Thursday, March 17, 2011

Chicken Pot Pie

1 pound chicken - cubed
1 C. sliced carrots
1/2 C. frozen green peas
1/2 C sliced celery
1 lg. or 2 sm. potatoes
1/3 C butter
1/3 C. chopped onion
1/3 C. all-purpose flour
1/2 tsp. coarse salt
1/4 tsp black pepper
1/4 tsp. celery seed
32 oz. chicken stock or broth
2/3 C. milk
2 (9-inch) unbaked pilsburry pie crust

Preheat oven to 375*.
In a pot combine chicken, carrots, peas, potatoes, and celery. Add the chicken broth to cover and boil for 15 min. Remove from heat, drain (reserving 1 3/4 C. chicken broth for filling) and set aside. In the saucepan over medium heat cook onions in butter until soft and translucent. Stir in flour, salt, pepper, and celery seed. Slowly stir in chicken broth and milk. Simmer over medium-low heat until thick. Remove from heat and combine with chicken mixture.
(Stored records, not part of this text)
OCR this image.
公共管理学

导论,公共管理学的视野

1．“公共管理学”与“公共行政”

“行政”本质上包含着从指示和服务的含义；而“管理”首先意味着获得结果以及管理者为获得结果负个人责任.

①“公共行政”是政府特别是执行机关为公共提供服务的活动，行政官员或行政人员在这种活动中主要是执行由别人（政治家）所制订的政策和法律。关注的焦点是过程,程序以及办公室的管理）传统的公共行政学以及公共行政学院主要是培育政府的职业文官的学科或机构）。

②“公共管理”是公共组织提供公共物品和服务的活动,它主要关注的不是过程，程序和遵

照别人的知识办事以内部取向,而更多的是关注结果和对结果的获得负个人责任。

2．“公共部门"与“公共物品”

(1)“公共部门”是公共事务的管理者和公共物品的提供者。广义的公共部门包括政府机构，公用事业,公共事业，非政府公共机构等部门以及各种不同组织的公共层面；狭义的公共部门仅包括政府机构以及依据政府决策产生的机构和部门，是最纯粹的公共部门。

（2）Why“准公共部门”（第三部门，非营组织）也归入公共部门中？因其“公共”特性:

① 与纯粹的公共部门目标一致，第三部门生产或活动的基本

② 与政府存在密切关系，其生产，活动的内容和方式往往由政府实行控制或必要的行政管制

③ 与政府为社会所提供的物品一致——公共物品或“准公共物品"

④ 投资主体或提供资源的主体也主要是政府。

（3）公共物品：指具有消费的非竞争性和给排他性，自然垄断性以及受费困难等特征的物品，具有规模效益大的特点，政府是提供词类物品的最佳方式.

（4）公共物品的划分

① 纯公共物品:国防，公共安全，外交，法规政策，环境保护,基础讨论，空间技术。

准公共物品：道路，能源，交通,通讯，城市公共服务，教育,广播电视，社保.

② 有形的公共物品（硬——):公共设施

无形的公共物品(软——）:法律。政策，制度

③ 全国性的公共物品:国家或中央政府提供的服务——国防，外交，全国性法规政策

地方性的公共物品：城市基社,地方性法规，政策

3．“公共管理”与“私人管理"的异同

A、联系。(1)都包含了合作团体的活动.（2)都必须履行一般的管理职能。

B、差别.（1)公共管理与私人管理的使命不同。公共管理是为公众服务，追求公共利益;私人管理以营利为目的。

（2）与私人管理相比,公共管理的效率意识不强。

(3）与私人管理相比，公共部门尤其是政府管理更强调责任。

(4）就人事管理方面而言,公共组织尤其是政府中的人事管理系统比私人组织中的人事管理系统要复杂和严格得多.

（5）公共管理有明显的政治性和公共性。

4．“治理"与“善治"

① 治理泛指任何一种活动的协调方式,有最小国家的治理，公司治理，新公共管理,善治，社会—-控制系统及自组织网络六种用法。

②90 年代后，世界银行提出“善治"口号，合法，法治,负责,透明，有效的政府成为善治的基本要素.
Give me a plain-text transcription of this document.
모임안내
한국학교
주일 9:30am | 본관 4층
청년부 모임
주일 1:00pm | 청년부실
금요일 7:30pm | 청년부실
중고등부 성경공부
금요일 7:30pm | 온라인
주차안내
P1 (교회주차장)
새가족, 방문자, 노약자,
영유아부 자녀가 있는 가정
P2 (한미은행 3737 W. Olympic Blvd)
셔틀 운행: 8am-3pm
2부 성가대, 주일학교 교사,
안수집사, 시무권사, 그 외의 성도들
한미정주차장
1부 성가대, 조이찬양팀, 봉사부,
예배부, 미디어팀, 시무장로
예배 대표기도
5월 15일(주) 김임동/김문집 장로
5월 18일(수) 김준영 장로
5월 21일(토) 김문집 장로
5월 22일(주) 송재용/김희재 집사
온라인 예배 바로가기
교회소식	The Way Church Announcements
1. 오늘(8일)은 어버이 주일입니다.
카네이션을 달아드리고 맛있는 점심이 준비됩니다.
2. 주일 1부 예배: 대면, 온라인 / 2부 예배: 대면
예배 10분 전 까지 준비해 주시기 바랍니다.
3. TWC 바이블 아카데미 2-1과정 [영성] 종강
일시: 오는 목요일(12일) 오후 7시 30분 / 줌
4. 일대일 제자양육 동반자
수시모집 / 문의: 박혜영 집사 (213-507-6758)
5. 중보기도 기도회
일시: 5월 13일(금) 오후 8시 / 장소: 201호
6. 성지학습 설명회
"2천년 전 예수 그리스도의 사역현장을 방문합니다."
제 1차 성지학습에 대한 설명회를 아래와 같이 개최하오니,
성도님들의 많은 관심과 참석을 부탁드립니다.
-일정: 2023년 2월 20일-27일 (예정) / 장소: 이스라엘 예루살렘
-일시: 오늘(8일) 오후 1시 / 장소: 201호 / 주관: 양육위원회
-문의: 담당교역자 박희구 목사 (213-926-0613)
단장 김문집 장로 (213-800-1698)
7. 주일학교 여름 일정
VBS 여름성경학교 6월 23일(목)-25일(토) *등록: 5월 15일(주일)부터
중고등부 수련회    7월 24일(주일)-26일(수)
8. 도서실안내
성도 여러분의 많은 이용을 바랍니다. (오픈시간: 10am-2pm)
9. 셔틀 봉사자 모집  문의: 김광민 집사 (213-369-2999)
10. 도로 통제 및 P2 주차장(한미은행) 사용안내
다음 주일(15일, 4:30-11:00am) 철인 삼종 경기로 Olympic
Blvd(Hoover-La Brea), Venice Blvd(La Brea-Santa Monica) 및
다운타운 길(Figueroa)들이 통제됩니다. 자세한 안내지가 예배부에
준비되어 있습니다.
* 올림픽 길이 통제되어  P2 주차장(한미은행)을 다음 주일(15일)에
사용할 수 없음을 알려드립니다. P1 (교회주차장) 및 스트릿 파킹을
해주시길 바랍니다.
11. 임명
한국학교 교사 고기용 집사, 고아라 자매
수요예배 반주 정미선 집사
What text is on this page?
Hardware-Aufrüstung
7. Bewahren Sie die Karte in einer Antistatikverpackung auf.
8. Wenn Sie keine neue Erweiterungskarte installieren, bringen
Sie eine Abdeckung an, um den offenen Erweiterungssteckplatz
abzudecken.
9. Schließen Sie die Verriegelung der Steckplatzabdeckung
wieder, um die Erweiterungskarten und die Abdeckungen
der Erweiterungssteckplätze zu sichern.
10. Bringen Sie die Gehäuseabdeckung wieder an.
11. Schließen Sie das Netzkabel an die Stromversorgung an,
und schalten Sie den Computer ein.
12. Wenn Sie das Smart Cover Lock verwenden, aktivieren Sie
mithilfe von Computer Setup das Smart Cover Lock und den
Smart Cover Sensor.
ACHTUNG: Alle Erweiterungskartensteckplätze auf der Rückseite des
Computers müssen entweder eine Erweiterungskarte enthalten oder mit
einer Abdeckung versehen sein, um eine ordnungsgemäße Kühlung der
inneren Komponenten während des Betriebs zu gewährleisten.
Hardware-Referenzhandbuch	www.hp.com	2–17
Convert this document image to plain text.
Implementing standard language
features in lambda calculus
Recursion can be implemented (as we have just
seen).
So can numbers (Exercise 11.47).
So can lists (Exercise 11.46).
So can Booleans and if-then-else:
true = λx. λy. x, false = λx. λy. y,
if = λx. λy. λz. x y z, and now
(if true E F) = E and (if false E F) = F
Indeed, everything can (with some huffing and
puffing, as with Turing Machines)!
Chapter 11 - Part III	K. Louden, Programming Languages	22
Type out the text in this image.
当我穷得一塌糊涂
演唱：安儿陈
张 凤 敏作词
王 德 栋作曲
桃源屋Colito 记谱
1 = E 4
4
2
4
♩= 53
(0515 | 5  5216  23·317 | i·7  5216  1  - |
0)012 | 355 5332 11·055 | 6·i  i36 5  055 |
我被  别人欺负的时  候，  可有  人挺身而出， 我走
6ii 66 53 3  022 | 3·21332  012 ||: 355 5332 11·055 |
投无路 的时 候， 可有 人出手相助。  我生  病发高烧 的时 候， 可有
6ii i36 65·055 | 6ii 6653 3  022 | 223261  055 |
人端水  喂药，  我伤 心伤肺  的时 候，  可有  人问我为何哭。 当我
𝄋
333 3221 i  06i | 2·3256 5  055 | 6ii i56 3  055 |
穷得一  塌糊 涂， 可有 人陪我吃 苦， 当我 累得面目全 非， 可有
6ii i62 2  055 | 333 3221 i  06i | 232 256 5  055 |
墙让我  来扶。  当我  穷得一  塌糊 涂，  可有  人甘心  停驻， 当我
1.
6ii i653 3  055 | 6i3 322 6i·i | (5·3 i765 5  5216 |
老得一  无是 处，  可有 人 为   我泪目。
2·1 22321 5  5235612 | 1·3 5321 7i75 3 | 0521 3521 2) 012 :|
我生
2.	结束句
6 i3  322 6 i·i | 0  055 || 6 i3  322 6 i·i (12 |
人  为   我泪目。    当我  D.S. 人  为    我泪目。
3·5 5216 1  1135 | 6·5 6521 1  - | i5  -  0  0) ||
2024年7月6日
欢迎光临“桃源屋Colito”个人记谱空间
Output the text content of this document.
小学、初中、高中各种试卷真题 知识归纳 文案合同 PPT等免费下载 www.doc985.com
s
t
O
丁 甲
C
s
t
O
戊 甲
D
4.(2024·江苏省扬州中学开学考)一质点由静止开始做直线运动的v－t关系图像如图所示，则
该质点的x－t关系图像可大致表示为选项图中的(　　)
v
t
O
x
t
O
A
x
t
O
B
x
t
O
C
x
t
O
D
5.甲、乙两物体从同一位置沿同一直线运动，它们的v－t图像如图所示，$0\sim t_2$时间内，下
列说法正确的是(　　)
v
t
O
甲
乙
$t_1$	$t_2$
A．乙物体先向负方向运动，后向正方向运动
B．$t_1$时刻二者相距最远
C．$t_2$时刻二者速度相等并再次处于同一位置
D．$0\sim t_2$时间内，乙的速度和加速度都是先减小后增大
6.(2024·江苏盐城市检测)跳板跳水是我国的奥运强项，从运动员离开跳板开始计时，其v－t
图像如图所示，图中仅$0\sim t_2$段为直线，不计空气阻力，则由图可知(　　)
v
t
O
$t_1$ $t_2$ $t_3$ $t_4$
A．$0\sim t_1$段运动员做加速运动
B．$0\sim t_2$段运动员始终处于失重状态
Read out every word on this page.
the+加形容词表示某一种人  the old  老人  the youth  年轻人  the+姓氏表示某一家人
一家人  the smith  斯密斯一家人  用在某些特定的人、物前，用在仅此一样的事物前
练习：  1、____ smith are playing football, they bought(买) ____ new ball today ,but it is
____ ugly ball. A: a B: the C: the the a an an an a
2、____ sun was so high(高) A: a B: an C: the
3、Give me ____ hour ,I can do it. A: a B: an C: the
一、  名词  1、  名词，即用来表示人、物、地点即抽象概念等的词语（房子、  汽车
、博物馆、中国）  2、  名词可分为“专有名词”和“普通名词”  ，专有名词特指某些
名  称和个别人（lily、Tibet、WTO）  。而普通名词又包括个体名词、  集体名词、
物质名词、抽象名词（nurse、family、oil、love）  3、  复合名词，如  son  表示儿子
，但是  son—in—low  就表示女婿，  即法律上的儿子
Add more broth if desired to make filling less thick. Place bottom crust in pie pan. Spoon the chicken filling on bottom crust. Cover with top crust, seal edges, cut away excess dough. Make several small slits on top. Bake for 25-30 minutes, or until golden brown and filling is bubbly.

*Bake bottom crust at 425* for 5-6 minute before filling to make the crust less soggy.
*I would probably use less celery seed or none at all.